Maybe you have a better idea to architect servers that don’t crash when overloaded. If so, share it in the comments. Whatever the specific ideas, servers should be architected to not crash when overloaded.
Or the pipe.
Garbage-collected languages like Java enter a GC death spiral where all the CPU is spent garbage-collecting. This happens because garbage collection algorithms trade off between CPU usage and memory usage: if you have little free memory, the CPU usage shoots up.
Or the system could begin paging, if you mis-configured your system to enable paging.
Whichever way you look at it, running out of memory is bad.
How do do you test that the server applies backpressure when it runs out of memory? Choose an instance type with the highest possible ratio of CPU to memory, and send it a lot of traffic. It should eventually run low on memory, at which point you can see if it’s crashing or otherwise misbehaving. The high CPU ensures that the CPU is not the bottleneck. If that’s not enough to reproduce a low memory situation, decrease the heap size, such as by reducing -Xmx in a Java program.
In a single-threaded server like Node, that callback can still have the least priority as compared to other callbacks that are waiting to be run.

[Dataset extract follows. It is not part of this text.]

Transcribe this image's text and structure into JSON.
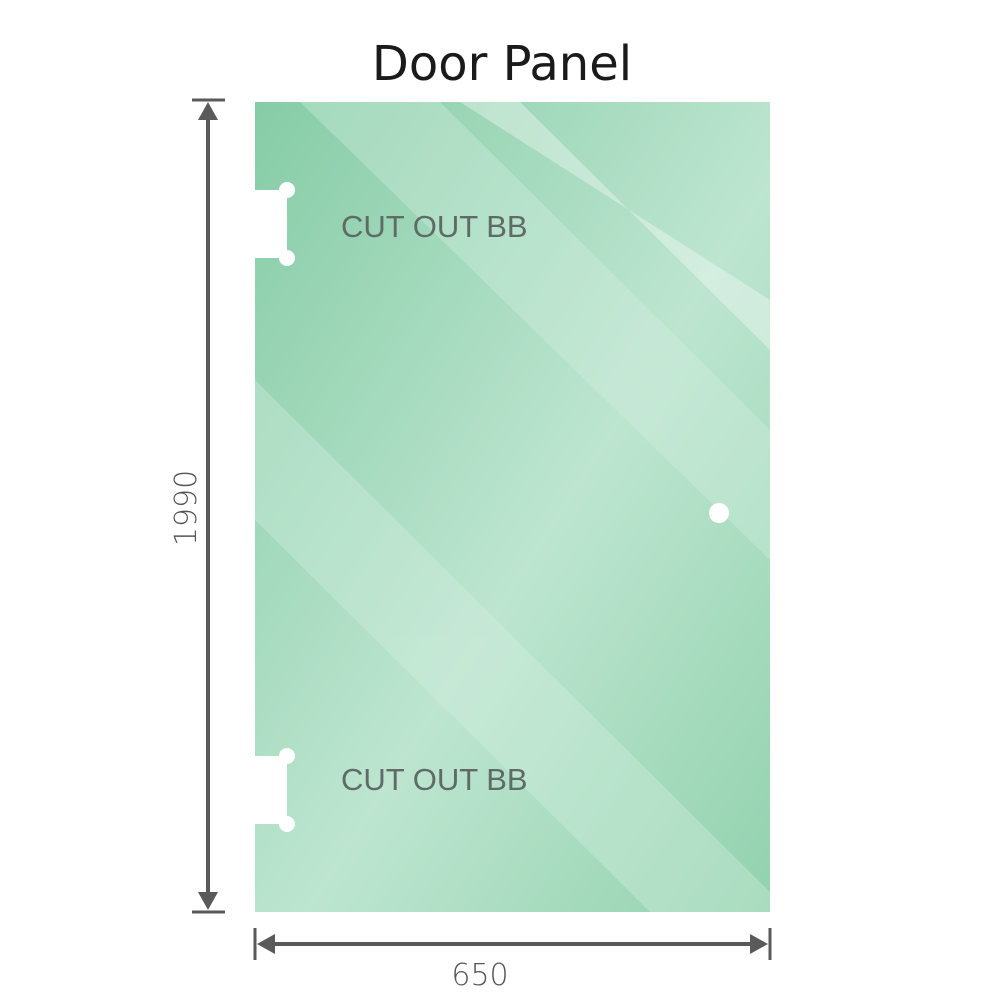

If V8 doesn’t support that, it should be extended to.
Any critical resource should be taken into account to apply backpressure. For example, if a server uses temporary files to process requests, but the server is low on disk space, apply backpressure. Or if it’s using a task queue that has a fixed capacity, take that into account. When a server chooses not to apply backpressure, it’s guaranteeing that it will process the next request, and it shouldn’t make that guarantee if it can’t honor it.
This includes a human timeout, where the user has given up and moved on to another site or app even if it technically hasn’t timed out.